The other paper says men are not so much biased as clueless about female sexual intent:
Men perceive more sexual intent in women’s behavior than women perceive or report intending to convey. … We found no evidence that men have lenient thresholds for perceiving women’s nonverbal behavior as indicating sexual interest. Rather, gender differences were captured by a relative perceptual insensitivity among men. Just as in previous studies, men were more likely than women to misperceive friendliness as sexual interest, but they also were quite likely to misperceive sexual interest as friendliness.
Maybe, just maybe, most women do not want men and others to read their intent.
Added: Feminist Critics provokes:
Feminists seem to focus on the costs to women of men being sexually eager or optimistic in interpreting women’s implicit signals, while ignoring the costs to women of men being sexually anxious or pessimistic in interpreting women’s signals. The behavior of heterosexual women provides men incentives to be optimistic about women’s signals, yet I have only ever heard feminists encourage men to be more pessimistic about whether women are sexually interested, and never to be more optimistic. After reading some feminist material, it’s a wonder any man can make a move on a woman with anything less than a signed affidavit from her that she is interested. (HT to Doug S)
See also these thoughtful comments on male seduction.
Added 19Apr: See this great comment on self-deception in dating preferences.
I think the reality is more troubling than "she doesn't know her own mind." Little girls are conditioned to be passive and conformist. Just look at Carol Gilligan's subjects, hedging and trying to get nonverbal hints about what she wants them to say.
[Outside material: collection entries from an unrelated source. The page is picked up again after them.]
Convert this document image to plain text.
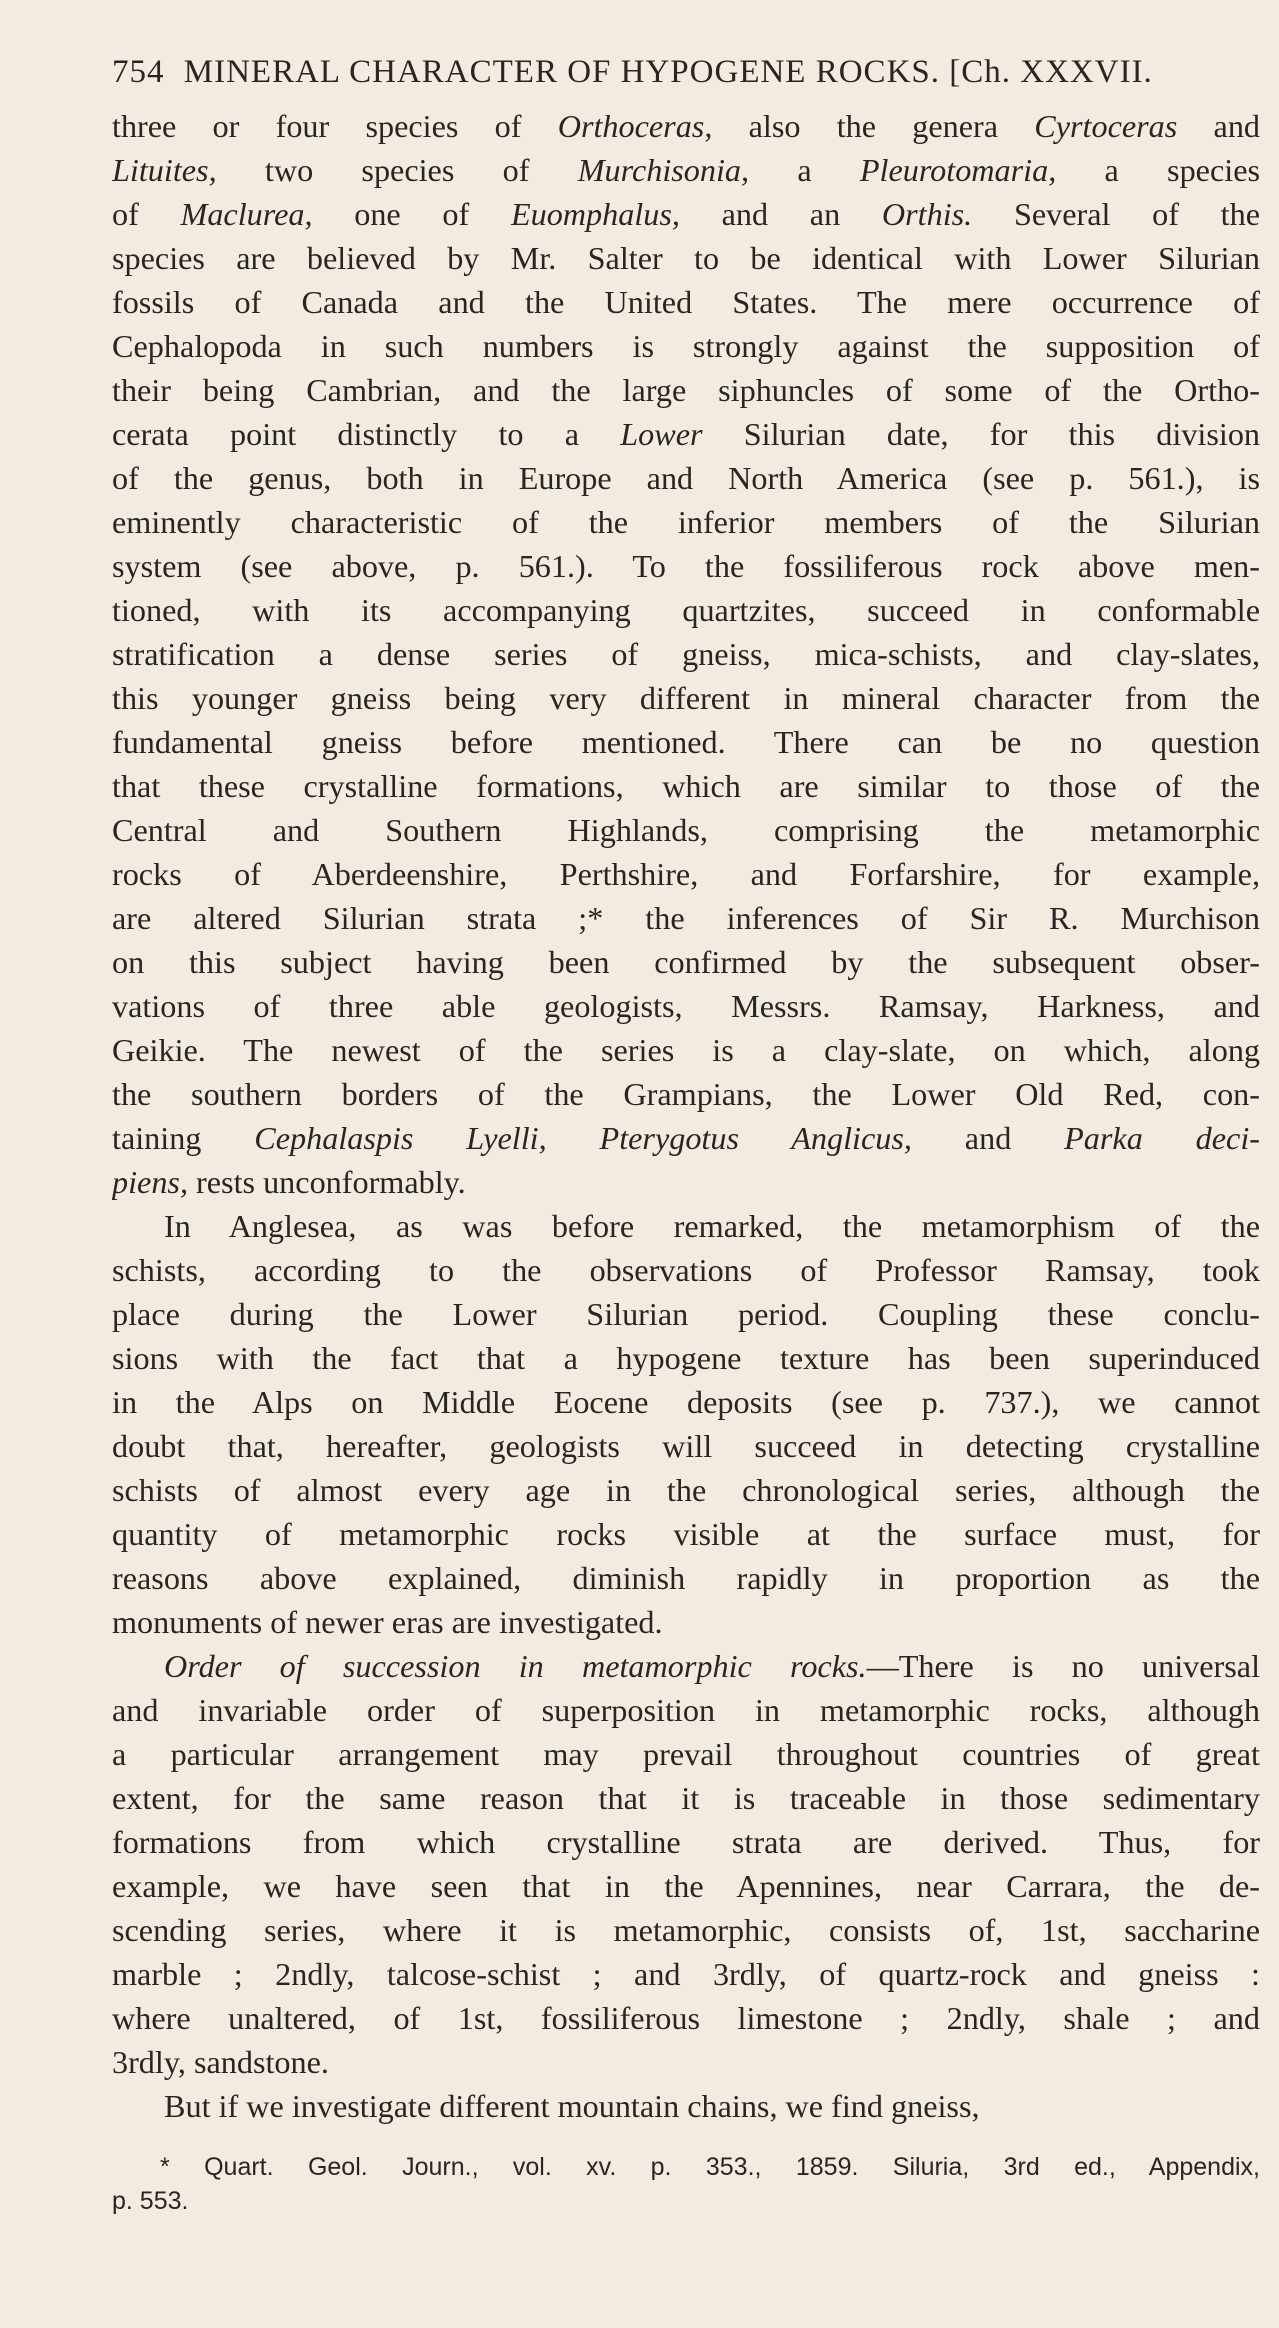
754 MINERAL CHARACTER OF HYPOGENE ROCKS. [Ch. XXXVII.
three or four species of Orthoceras, also the genera Cyrtoceras and
Lituites, two species of Murchisonia, a Pleurotomaria, a species
of Maclurea, one of Euomphalus, and an Orthis. Several of the
species are believed by Mr. Salter to be identical with Lower Silurian
fossils of Canada and the United States. The mere occurrence of
Cephalopoda in such numbers is strongly against the supposition of
their being Cambrian, and the large siphuncles of some of the Ortho-
cerata point distinctly to a Lower Silurian date, for this division
of the genus, both in Europe and North America (see p. 561.), is
eminently characteristic of the inferior members of the Silurian
system (see above, p. 561.). To the fossiliferous rock above men-
tioned, with its accompanying quartzites, succeed in conformable
stratification a dense series of gneiss, mica-schists, and clay-slates,
this younger gneiss being very different in mineral character from the
fundamental gneiss before mentioned. There can be no question
that these crystalline formations, which are similar to those of the
Central and Southern Highlands, comprising the metamorphic
rocks of Aberdeenshire, Perthshire, and Forfarshire, for example,
are altered Silurian strata ;* the inferences of Sir R. Murchison
on this subject having been confirmed by the subsequent obser-
vations of three able geologists, Messrs. Ramsay, Harkness, and
Geikie. The newest of the series is a clay-slate, on which, along
the southern borders of the Grampians, the Lower Old Red, con-
taining Cephalaspis Lyelli, Pterygotus Anglicus, and Parka deci-
piens, rests unconformably.
In Anglesea, as was before remarked, the metamorphism of the
schists, according to the observations of Professor Ramsay, took
place during the Lower Silurian period. Coupling these conclu-
sions with the fact that a hypogene texture has been superinduced
in the Alps on Middle Eocene deposits (see p. 737.), we cannot
doubt that, hereafter, geologists will succeed in detecting crystalline
schists of almost every age in the chronological series, although the
quantity of metamorphic rocks visible at the surface must, for
reasons above explained, diminish rapidly in proportion as the
monuments of newer eras are investigated.
Order of succession in metamorphic rocks.—There is no universal
and invariable order of superposition in metamorphic rocks, although
a particular arrangement may prevail throughout countries of great
extent, for the same reason that it is traceable in those sedimentary
formations from which crystalline strata are derived. Thus, for
example, we have seen that in the Apennines, near Carrara, the de-
scending series, where it is metamorphic, consists of, 1st, saccharine
marble ; 2ndly, talcose-schist ; and 3rdly, of quartz-rock and gneiss :
where unaltered, of 1st, fossiliferous limestone ; 2ndly, shale ; and
3rdly, sandstone.
But if we investigate different mountain chains, we find gneiss,
* Quart. Geol. Journ., vol. xv. p. 353., 1859. Siluria, 3rd ed., Appendix,
p. 553.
If they grow up unsure about their own feelings or unable to express them clearly after years of this, it should come as no surprise.
Anyway... the main factor that seems to be lost in this study is that for the vast majority of women, interest in a mate and friendship are synonymous. Trying to separate the two is doomed to failure.
Once, near the beginning of a relationship, I discovered that my boyfriend hadn't invited me over to meet the rest of his circle of friends. It utterly baffled me until I realized that he didn't think of a girlfriend as a potential friend, just a convenience. ...Obvious to the guys here, probably. Amazing to me. There's definitely some cognitive difference at work there.
So, I'm not really surprised to see that a study trying to differentiate the two was designed by men.
Rejection is very personal: it his *his* features and behavior she rejects. How bad it is for him to be rejected depends IMHO on how many close peers witness it or will find out. It gives them a read on his diserability with that type of woman and on his prediction accuracy. If he fails on both, his status in that group is lowered.
This ties in with male overconfidence. When rejection is has long term consequences, because of many peers present, they usually don't try until they have very strong indication they are liked (like in a high school class). But on springbreak type holidays or a boys night out, both male and females are in a temporary environment where their behavior has no long term status consequences in the larger group, so rejection is less risky, so the threshold for false positives is lowered.